Introduction: Access to drinking water has become a major global challenge, exacerbated by increasing pressures on water resources in arid and semi-arid regions. Faced with this problem, solar distillation technologies are emerging as promising solutions for producing pure water from renewable natural resources, such as solar energy. This work focuses on studying the performance of a double-slope solar distiller, designed and experimentally tested in Algeria.

Objectives: The objective of our work is the design and implementation of a double-slope solar distiller, exploring the materials used as well as the different stages of the design and manufacturing process of the double-slope solar distiller. The positive environmental impact of this solution is also highlighted, especially in isolated areas lacking drinking water.

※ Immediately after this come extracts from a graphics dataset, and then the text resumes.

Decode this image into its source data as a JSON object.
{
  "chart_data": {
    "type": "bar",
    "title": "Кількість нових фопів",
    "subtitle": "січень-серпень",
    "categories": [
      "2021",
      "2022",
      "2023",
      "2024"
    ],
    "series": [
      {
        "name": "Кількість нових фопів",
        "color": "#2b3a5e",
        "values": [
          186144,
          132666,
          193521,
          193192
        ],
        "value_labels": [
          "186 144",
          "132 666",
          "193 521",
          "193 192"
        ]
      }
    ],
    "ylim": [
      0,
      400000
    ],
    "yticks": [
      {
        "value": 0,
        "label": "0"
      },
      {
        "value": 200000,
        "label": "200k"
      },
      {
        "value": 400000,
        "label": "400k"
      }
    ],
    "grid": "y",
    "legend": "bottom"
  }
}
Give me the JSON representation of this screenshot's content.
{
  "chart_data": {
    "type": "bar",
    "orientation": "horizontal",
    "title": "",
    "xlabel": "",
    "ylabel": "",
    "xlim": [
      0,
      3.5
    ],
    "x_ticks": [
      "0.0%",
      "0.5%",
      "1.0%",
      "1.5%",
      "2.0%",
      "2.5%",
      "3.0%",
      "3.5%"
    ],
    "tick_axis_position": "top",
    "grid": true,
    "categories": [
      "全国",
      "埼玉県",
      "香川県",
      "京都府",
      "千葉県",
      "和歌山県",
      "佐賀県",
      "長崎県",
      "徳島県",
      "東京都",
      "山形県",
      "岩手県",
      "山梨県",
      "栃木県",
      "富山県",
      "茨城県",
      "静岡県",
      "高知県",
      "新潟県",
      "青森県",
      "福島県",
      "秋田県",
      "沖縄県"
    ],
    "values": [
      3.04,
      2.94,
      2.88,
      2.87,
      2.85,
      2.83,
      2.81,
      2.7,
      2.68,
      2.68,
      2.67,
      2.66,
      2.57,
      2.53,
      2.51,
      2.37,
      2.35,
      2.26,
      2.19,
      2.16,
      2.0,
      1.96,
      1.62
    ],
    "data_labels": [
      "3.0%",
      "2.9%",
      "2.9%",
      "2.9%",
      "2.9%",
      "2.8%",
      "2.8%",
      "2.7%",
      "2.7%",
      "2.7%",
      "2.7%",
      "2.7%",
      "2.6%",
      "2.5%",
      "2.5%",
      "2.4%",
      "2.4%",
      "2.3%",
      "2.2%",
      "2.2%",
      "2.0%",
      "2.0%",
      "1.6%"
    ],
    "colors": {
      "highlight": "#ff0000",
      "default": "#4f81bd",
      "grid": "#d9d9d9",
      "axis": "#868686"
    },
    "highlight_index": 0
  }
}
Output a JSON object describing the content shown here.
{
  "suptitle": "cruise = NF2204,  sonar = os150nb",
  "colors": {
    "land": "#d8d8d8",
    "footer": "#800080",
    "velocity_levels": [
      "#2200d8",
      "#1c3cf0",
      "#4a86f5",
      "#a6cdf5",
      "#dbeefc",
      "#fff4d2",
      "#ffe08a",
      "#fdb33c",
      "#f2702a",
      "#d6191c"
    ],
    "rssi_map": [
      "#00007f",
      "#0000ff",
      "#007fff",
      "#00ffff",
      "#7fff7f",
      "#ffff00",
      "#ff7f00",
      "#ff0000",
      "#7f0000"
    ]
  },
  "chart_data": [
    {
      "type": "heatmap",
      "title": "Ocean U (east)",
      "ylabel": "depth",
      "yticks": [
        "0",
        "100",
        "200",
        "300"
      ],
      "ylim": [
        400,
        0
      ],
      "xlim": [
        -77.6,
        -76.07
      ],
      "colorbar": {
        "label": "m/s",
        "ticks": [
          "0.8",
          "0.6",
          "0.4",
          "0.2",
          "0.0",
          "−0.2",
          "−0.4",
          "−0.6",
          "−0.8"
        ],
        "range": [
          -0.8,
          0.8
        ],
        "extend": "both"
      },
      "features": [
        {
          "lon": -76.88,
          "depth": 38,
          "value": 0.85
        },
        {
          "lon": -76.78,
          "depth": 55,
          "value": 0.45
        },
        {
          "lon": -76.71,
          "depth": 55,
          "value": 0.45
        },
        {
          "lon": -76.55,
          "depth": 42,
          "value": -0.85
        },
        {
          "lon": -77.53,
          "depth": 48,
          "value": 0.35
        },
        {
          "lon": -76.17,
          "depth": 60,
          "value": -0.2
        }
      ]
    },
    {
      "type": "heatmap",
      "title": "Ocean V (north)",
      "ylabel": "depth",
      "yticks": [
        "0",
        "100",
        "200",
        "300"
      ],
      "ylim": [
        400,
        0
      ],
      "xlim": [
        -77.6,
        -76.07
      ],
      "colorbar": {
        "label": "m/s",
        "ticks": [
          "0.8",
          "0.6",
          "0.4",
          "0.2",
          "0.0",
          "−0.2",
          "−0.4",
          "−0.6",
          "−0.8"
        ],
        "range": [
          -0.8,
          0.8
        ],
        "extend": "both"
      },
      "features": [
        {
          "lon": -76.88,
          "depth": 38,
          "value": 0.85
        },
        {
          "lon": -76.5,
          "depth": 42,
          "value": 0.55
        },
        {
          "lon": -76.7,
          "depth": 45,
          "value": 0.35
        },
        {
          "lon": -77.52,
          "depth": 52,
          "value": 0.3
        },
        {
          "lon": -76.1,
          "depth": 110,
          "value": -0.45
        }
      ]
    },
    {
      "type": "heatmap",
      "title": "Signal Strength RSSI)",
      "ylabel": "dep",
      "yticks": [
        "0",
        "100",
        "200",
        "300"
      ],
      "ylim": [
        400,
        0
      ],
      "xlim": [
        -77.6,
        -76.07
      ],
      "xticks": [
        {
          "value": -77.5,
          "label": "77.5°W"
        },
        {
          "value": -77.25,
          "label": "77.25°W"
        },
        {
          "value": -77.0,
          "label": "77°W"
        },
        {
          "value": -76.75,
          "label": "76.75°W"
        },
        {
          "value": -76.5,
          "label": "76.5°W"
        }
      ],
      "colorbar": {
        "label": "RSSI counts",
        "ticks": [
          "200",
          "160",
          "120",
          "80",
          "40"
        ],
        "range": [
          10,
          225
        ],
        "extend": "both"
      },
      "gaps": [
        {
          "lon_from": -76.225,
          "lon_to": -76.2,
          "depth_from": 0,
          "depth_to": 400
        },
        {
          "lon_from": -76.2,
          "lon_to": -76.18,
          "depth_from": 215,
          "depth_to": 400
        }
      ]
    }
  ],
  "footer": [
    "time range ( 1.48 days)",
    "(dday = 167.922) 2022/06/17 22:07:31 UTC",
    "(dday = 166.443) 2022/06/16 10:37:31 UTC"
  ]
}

Methods: The experiments were conducted at the northern Algeria. All experiments were performed using a single solar still with two slopes that we designed ourselves. The experiments took place in the same location, with the same position, but with different start times, different types of water, and, of course, under different weather conditions. To better understand the function of the still, we measured the temperature in several parts of the still, in addition to measuring the wind speed and the solar radiation falling on the still's glass. Two tests were carried out, with different water characteristics.

Results: The production of distilled water is influenced by several factors, including solar radiation, the temperature gradient between the water temperature in the basin and the transparent cover, the geometry of the device, and meteorological parameters. The variation in our daily production was monitored for the two trials conducted. For test n°1: the weather conditions were very favorable for collecting a significant quantity of distilled water; maximum sunshine was observed, which promoted solar distillation. For test n°2: the weather conditions were also favorable for collecting a significant quantity of distilled water, averaging 400 ml.

Once the water was distilled, a considerable decrease in TDS (Total Dissolved Solids) was observed, reaching 75.46%. A slight decrease in pH of approximately 0.8 was also noted, due to the loss of dissolved mineral salts and alkaline substances. A decrease in conductivity of 75.66% was also observed after distillation, due to the removal of inorganic salts. Similarly, a decrease of 74.5% in salinity was observed, due to the separation of pure water from the dissolved salts remaining in the unevaporated portion of the water, which was 0.02% in most tests.

Conclusions: In conclusion, this thesis aims to contribute to the advancement of knowledge on sustainable drinking water production technologies, focusing specifically on the efficiency of a double-slope solar still in a localized context. By providing empirical data and in-depth analysis, our study will serve as a reference for the development and adoption of similar technologies in regions facing water security challenges.